Schlammschlacht mit Zahlen

Volksinitiative Pro-Gymnasien nutzt Daten einer SPD-Anfrage, um Gesamtschulen anzugreifen. Diese produzierten angeblich mehr Schulversager als das gegliederte System. Das Gegenteil ist der Fall

VON KAIJA KUTTER

Pünktlich zum Start des Volksbegehrens „eine Schule für alle“ legt Walter Scheuerl, der Sprecher der Volksinitiative „Wir wollen lernen“ eine härtere Gangart ein. „Die meisten Schüler ohne Hauptschulabschluss kommen von den Gesamtschulen“, betitelt er eine Pressemitteilung. Es sei erschütternd, dass die Volksinitive die Gesamtschule als „Zwangsmodell für alle Hamburger Kinder“ einführen wolle.

Scheuerl, der für den Erhalt der Gymnasien ab Klasse 5 kämpft, zitierte Zahlen aus einer Anfrage des SPD-Politikers Thies Rabe, in der die Absolventenzahlen des Jahres 2007 nach Schulen sortiert aufgeführt werden. Dabei ließ er es sich nicht nehmen, zu erwähnen, dass an der Max-Brauer-Schule in Altona 6,7 Prozent der Schüler keinen Abschluss habe – also die Schule, wo „der Ehemann von Schulsenatorin Christa Goetsch unterrichtet“. An den herkömmlichen Haupt- und Realschulen (HR) und Gymnasien seien es hingegen „nur 5,1 Prozent der Schüler, die keinen Schulabschluss schaffen“.

Den Lesern der einschlägigen Schulstudien ist auf Anhieb klar, dass ein solches Zahlenspiel hinkt. Denn so unschön es ist, dass auch an Gesamtschulen Schüler ohne Abschluss die Schule verlassen, so ist doch die Ausgangslage der Kinder zu berücksichtigen. Die Gymnasien, die fast alle Schüler mit Gymnasialempfehlung absahnen, haben so gut wie keine Risikoschüler. Die Gesamtschulen dagegen, nach den Gymnasien die am zweithäufigsten gewählte Schulform, haben in manchen Stadtteilen sogar mehr Risikoschüler als benachbarte Hauptschulen.

Rechnet man also die Gymnasien wieder raus, ergibt sich ein anderes Bild: Mit 19,6 Prozent entlässt die Hauptschule die meisten Kinder ohne Abschluss, an den Gesamtschulen sind es im Schnitt 7,9 Prozent.

Auch die Zahl der herausgepickten Max-Brauer-Schule ist unkorrekt. Nicht neun, sondern acht Schüler der 9. und 10. Klassen verließen 2007 die Schule ohne Abschluss. Das sind bei 135 Schülern 5,9 Prozent. „Es ist eine Zahl, mit der Politik gemacht wird“, sagt der Abteilungsleiter der 8. bis 10. Klassen, Wolf Lüders. „Man müsste aber die einzelnen Fälle anschauen“. Es gebe Gründe wie Krankheit oder auffälliges Sozialverhalten, die dazu führten, dass der Beratungsdienst nicht mehr in der Lage sei, so wie nötig zu betreuen.

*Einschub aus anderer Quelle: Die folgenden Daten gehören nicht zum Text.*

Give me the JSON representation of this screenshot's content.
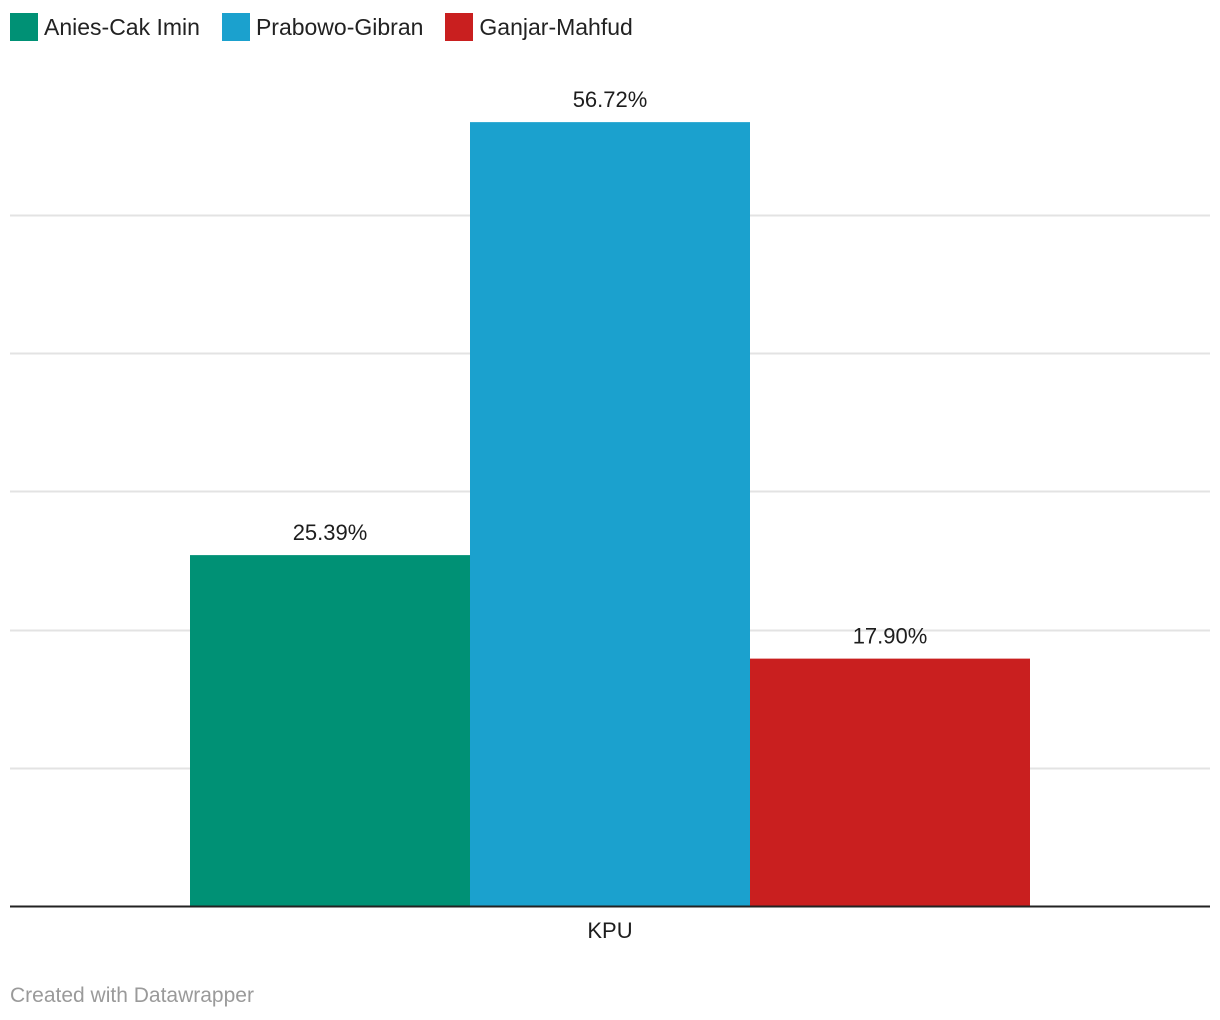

Genau genommen sind auch die 5,9 Prozent nicht richtig, führt doch die Schulstatistik jene Gesamtschüler, die nach Klasse 10 in die Oberstufe wechseln, nicht als Abgänger auf, dafür aber die Abiturienten des vorvorletzten 10. Jahrgangs.

„Diese Zahlen müssen zu Missverständnissen führen“, kritisiert Jürgen Riekmann von der Gesamtschulgesellschaft GGG. Aussagen über Abgängerzahlen ließen sich nur über ganze Schülerjahrgänge treffen.

„Wir sind uns einig, dass die Zahl der Schüler ohne Abschluss zu hoch ist“, sagt auch Claus Metzner von der Arbeitsgemeinschaft der Gesamtschulelternräte (ARGE). „Aber wenn schon, muss man ehrliche Zahlen nennen“. Scheuerl nutze das Thema nur, um der Senatorin „eine rein zu würgen“.